I asked the wife if she wanted to go. She said no (she also said she’d divorce me if I said “banging banging fire” once more), so I stuck it on Instagram for a dance partner. Step forward Big G, a hunk of rare meat straight from Marseille who runs half marathons in sandals and benches tree trunks for fun. He thought the whole experience of going to Lozells for dinner was brilliant fun, taking pictures and sitting in the kind of place that a programmer from the south of France never really gets to. The interiors are basic, understated, with brown leather sofas, cleanish tables, and faux-brick wallpaper. I doubt it’s dog friendly. We ordered the tawa grill for two, not the viral green fish and chips, not the NHS doner, but the tawa grill. Big G has protein to eat. I think the G stands for ‘gainz’.

The food is okay, passable mostly, in that kind of nondescript, could have come from most places kind of way. Lamb chops that have the backnote of smoke and a lengthy, prolonged chew, and chicken tikka that is so anonymous it has its own reddit account. Semi decent chicken wings with truly awful kebabs that are gristle padded-out with a little lamb. G likes the dog-food-esque treat of lamb and chicken doner meats chopped and stirred through some hot sauce and veg, and in truth I quite like it piled high on the brittle naan breads. Tell nobody. There’s a pile of cheap chips and a curry of sorts that’s really nothing of the sort. £35 for two including a weird salad and a bottle of the Mango Ice, a Trump initiative for making Mango’s Great Again that involves deporting all other fruit. I jest. It’s the sweetest drink I’ve ever tried.

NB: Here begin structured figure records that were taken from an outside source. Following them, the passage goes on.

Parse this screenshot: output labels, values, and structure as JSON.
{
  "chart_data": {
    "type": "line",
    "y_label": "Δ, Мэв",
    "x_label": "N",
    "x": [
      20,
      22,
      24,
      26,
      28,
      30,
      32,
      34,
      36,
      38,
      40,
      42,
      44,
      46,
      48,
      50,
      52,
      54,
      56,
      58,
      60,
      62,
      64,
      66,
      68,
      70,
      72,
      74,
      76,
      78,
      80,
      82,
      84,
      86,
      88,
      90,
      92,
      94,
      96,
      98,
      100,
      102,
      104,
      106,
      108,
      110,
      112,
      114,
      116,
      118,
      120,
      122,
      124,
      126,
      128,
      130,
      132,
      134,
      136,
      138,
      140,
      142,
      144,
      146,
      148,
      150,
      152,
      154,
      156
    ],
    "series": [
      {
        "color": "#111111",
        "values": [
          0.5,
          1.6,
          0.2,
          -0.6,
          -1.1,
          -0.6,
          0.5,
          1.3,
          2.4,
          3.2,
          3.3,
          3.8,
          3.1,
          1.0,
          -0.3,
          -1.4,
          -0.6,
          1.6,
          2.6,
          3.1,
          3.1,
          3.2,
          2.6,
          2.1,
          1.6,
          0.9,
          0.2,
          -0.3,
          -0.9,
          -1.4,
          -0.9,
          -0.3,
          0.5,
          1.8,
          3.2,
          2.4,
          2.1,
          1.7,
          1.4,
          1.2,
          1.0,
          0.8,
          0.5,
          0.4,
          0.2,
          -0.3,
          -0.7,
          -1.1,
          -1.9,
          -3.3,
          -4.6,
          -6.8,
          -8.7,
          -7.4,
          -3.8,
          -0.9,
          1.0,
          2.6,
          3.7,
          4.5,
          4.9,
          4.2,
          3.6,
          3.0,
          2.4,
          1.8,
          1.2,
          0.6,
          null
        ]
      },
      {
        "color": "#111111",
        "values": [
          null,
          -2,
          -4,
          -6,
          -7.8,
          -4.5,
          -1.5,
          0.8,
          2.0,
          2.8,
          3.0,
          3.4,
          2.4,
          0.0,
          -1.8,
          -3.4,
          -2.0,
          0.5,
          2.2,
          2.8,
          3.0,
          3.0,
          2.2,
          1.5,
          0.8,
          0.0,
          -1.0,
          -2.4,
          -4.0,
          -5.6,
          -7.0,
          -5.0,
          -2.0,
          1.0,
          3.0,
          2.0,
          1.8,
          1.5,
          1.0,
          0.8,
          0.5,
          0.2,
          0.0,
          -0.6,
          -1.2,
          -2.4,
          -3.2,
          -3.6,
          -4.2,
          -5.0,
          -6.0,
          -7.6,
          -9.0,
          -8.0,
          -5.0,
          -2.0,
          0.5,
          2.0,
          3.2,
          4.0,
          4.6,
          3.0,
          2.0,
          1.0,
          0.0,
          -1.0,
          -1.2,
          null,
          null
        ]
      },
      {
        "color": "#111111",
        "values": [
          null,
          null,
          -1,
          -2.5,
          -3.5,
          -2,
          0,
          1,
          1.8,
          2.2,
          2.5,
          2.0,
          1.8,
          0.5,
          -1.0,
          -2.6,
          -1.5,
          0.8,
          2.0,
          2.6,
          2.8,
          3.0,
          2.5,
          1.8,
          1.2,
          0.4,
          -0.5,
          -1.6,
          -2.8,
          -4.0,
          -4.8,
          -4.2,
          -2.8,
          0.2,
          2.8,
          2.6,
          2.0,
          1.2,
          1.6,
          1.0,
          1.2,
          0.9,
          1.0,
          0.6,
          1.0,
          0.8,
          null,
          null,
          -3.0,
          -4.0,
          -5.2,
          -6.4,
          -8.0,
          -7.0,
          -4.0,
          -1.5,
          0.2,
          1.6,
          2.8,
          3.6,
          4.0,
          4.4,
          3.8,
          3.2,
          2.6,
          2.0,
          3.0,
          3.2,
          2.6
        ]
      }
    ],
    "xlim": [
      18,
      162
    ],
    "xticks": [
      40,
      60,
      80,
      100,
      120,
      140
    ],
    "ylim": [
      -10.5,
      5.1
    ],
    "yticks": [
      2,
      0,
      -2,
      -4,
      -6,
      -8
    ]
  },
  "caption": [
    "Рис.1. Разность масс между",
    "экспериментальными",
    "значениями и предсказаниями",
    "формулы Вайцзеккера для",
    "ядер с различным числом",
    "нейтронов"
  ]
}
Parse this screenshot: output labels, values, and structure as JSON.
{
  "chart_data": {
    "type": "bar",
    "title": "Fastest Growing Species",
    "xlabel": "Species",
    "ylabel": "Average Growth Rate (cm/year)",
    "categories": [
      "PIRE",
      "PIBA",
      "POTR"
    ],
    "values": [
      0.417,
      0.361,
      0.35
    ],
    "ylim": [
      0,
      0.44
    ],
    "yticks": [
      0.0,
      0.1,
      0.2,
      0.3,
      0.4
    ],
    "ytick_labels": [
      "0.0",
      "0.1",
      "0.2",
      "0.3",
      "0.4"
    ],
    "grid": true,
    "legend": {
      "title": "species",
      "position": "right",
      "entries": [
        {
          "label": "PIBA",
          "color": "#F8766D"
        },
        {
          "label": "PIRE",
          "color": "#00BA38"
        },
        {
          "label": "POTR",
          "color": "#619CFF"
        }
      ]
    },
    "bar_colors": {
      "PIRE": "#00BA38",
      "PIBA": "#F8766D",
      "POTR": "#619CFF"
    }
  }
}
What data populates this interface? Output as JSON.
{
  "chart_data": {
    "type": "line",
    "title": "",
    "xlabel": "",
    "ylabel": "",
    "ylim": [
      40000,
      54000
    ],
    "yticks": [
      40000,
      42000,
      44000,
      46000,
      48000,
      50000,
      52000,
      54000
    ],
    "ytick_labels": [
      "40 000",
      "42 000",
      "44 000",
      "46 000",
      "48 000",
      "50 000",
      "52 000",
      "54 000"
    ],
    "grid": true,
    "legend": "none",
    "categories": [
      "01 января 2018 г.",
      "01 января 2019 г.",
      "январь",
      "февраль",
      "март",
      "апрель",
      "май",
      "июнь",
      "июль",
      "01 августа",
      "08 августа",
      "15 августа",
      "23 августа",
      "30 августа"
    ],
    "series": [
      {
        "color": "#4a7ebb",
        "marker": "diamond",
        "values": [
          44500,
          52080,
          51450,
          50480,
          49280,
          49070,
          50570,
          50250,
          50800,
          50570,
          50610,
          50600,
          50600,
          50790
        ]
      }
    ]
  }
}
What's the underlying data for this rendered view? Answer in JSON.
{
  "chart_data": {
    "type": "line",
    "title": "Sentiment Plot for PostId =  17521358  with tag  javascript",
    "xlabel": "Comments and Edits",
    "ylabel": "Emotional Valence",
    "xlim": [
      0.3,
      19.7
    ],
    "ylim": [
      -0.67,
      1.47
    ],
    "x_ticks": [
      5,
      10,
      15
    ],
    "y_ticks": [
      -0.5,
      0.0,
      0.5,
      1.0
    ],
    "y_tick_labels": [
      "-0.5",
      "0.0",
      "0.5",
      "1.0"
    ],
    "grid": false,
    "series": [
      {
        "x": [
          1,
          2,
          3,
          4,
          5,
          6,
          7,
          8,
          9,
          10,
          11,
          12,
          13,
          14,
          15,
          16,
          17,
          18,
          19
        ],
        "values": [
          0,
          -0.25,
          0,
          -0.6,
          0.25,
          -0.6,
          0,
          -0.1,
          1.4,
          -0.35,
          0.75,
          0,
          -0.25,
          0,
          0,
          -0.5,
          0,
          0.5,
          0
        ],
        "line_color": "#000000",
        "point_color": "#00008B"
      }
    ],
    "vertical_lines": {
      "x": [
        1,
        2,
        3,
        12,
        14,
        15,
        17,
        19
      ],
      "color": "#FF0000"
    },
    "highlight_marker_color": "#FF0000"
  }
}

And for all this average food I can’t hate it. The staff are kind and engaging and clearly still coming to terms with the weird and short lived effects of going viral. The place was busy when we left with all tables full. Not with knobheads like me and G judging everything with our phones in our hands, but with a thriving local community eating in a place that they think does half-decent food at a half-decent price. I think I prefer that world a lot more than mine.